One has only to think of oneself. In order for one to be born, one’s parents had to come together by the agency of countless other conditions and events, social, biological, global. But even that hardly scratches the surface of what is involved in the forming of even one human being. First comes the biology of human growth from that initial fertilized cell, all of which is controlled not by anyone, but by evolution—e.g., the pre-ordained processes of cell growth into organs and blood and the billions of cells that we are. Most of these have been developed over eons via organic evolution—the chemical processes by which cells produce energy, how those cells come together to produce all the organs necessary for life, and how the female body nourishes and gives birth to that life. And how it grows. All done without human will or control. But even beyond that production of life from apparently nothing, the survival of that living entity, once it emerges into the world, is dependent on thousands of other constantly changing events and processes.

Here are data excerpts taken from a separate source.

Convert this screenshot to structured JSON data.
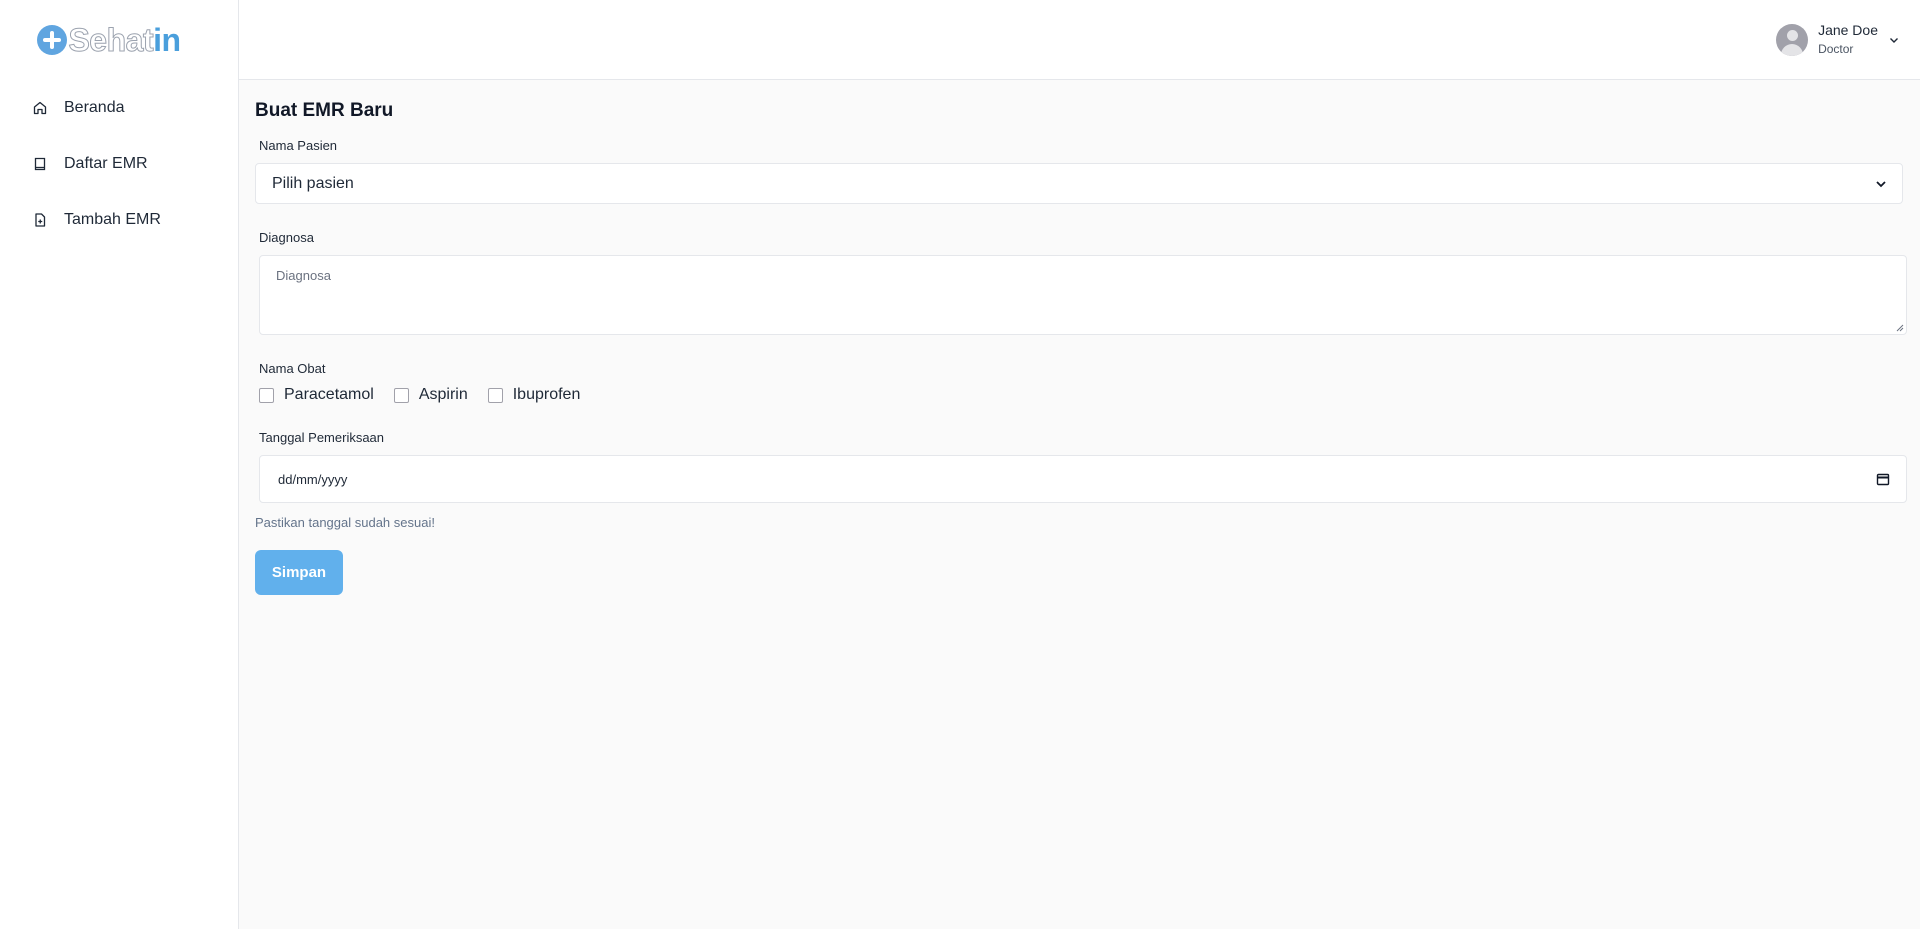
{
  "brand": {
    "name_part1": "Sehat",
    "name_part2": "in"
  },
  "sidebar": {
    "items": [
      {
        "label": "Beranda",
        "icon": "home-icon"
      },
      {
        "label": "Daftar EMR",
        "icon": "book-icon"
      },
      {
        "label": "Tambah EMR",
        "icon": "file-plus-icon"
      }
    ]
  },
  "user": {
    "name": "Jane Doe",
    "role": "Doctor"
  },
  "page": {
    "title": "Buat EMR Baru"
  },
  "form": {
    "patient": {
      "label": "Nama Pasien",
      "selected": "Pilih pasien"
    },
    "diagnosis": {
      "label": "Diagnosa",
      "placeholder": "Diagnosa"
    },
    "medicine": {
      "label": "Nama Obat",
      "options": [
        "Paracetamol",
        "Aspirin",
        "Ibuprofen"
      ]
    },
    "date": {
      "label": "Tanggal Pemeriksaan",
      "placeholder": "dd/mm/yyyy"
    },
    "helper": "Pastikan tanggal sudah sesuai!",
    "submit_label": "Simpan"
  },
  "colors": {
    "brand_primary": "#4a9fdc",
    "button": "#61b0ec",
    "border": "#e5e7eb"
  }
}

That is to say, aside from the mostly instinctive nurturing that it requires, no organic being could survive without the work of plants upon which it relies for food, animals that can digest plants indigestible to humans to supply it with protein nourishment, and bacteria within its gut that make it possible to digest what it eats. This is not even to mention the plants that turn sunlight into green matter, without which animals like us would not have appeared in the first place. And trees and soil bacteria and fungi that produce the soil upon which plants depend. 

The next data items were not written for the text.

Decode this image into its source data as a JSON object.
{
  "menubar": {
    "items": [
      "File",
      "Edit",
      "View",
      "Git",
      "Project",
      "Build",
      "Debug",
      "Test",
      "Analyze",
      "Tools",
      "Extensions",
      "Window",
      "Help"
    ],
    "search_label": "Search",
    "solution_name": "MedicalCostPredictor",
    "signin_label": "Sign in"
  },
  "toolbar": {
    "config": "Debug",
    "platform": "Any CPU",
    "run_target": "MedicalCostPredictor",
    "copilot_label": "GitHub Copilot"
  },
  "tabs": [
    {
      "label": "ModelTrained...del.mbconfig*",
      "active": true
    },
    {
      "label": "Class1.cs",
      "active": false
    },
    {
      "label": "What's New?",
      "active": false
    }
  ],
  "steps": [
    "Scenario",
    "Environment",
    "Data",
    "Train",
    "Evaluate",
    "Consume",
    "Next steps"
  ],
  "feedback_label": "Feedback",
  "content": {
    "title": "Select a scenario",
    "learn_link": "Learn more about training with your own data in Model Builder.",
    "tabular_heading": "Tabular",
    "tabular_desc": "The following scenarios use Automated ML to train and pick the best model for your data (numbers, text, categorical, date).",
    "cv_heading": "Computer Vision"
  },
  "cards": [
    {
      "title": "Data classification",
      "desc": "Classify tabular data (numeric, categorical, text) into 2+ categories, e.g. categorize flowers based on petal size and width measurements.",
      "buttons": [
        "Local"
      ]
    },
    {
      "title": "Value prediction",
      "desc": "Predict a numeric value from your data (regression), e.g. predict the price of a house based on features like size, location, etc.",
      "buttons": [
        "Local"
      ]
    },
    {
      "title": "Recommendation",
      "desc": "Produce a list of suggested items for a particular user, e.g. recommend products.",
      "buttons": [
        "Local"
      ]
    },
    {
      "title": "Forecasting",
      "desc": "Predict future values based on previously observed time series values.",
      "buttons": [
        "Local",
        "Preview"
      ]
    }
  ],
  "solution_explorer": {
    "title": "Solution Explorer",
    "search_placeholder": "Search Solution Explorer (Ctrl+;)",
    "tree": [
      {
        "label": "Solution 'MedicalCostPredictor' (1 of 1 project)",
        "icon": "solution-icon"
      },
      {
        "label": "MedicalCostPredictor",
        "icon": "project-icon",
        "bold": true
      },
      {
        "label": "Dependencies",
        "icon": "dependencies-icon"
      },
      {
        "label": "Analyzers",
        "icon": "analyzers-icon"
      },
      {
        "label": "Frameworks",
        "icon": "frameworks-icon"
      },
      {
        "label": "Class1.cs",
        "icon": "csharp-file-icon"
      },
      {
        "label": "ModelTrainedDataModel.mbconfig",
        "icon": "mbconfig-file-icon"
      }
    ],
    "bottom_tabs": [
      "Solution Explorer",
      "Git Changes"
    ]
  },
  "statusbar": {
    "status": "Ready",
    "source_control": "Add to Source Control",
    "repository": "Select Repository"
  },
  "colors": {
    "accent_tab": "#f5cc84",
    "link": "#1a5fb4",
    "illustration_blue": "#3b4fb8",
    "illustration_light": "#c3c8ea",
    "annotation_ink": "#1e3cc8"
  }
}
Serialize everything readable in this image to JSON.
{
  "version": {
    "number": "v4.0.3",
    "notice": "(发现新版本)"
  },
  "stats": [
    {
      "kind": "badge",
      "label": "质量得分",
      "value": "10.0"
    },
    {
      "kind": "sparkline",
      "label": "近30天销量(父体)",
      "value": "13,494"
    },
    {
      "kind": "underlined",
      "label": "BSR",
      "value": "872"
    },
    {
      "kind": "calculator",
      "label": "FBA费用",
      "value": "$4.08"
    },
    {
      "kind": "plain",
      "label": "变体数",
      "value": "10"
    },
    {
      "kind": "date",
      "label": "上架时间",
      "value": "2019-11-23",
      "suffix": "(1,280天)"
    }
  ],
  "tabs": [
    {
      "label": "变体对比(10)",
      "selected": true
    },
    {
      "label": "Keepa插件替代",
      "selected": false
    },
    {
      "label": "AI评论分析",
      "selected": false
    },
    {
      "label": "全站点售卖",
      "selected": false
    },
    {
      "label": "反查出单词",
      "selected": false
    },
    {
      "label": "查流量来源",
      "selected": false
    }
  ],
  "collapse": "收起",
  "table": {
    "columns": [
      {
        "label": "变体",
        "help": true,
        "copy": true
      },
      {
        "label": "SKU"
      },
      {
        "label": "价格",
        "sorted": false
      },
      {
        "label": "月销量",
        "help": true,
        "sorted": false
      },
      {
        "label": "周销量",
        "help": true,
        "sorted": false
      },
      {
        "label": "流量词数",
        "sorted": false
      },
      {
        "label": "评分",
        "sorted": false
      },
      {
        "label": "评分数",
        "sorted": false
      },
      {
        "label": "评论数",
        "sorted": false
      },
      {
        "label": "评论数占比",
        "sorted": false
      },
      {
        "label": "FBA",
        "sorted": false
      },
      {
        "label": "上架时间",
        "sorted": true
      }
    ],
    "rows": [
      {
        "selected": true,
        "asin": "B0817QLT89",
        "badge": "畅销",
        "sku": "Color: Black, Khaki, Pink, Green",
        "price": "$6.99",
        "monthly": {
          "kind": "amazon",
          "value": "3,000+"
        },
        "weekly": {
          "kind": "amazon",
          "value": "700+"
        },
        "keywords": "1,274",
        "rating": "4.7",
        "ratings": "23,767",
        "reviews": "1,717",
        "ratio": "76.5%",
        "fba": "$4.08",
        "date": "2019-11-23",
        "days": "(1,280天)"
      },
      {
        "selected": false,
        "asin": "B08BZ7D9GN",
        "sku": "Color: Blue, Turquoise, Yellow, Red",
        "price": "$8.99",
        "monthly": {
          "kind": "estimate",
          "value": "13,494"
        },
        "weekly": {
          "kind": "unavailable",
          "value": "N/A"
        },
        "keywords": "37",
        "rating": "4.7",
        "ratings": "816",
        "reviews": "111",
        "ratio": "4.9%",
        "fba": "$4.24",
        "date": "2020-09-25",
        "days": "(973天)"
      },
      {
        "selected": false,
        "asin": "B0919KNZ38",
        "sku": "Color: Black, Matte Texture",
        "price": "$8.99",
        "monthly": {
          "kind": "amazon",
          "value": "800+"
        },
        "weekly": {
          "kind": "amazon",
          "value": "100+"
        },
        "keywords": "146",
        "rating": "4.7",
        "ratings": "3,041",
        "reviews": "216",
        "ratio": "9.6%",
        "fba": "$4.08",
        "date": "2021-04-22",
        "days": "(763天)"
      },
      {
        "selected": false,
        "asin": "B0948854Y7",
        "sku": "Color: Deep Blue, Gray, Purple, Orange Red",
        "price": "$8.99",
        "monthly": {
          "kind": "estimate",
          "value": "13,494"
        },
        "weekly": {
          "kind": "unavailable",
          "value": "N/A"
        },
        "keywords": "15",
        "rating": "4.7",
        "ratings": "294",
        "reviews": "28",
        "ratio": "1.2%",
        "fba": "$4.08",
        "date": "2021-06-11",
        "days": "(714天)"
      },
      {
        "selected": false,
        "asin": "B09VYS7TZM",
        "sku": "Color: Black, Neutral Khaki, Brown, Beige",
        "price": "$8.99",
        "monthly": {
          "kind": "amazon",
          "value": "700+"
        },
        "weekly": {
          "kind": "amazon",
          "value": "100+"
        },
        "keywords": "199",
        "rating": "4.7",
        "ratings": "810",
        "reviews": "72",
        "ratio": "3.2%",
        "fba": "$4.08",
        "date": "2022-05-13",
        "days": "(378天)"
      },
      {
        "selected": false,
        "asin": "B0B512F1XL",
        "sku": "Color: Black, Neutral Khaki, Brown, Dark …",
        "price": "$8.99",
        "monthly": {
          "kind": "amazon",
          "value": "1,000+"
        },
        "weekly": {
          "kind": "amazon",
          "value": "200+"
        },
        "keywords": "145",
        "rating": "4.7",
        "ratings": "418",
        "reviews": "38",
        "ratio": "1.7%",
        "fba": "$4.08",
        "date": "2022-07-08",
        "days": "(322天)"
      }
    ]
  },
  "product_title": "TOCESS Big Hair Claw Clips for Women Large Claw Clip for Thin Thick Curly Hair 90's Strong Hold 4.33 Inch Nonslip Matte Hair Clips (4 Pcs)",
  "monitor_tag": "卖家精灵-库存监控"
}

And yet, most humans insist on clinging to their own misguided notion of independence: their supposed freedom to ignore all other entities to accumulate and own and do whatever they wish to whomever they wish, without regard for the embeddedness of every thing in everything else (the results of this ignorance are now coming back to haunt us). The three poisons of greed, hatred and ignorance are what Buddha called the source of this grand illusion. And the freedom or liberation he offered involved seeing this embeddedness, seeing it and letting go of the illusion of independence. 

In short, the freedom, the liberation the Buddha offered was the exact opposite of what the conventional meaning of freedom and independence offers to the average American—and to people of most other advanced industrial countries, especially western ones. Whereas the conventional idea of freedom offers more and better access to the apparent goodies and delights of this world, Buddhism offers a path by which to see through these illusory and temporary satisfactions, and find true liberation. And that true liberation involves not the desperate and doomed-to-fail immersion in always-changing comfort and security, but rather a way to see that this immersion, this endless craving is precisely what leads to suffering (I want it; I deserve it as much as that person; why can’t I have it?). And that the way out of suffering involves seeing, and then the long practice of giving up on all those attempts to change and control life and make it work solely for my benefit, and instead, accepting real life, life as it truly is—good, bad or indifferent. And more than that, not resting in the self-satisfaction of having liberated myself, but rather working to liberate all others mired in the same delusion, by helping them to see the same thing. This last is fundamental, stemming as it does from the realization that no one achieves liberation alone; all liberation comes only in communion with the whole—the whole of sentient life with whom we are embedded, bound, connected, and which, in truth, we are.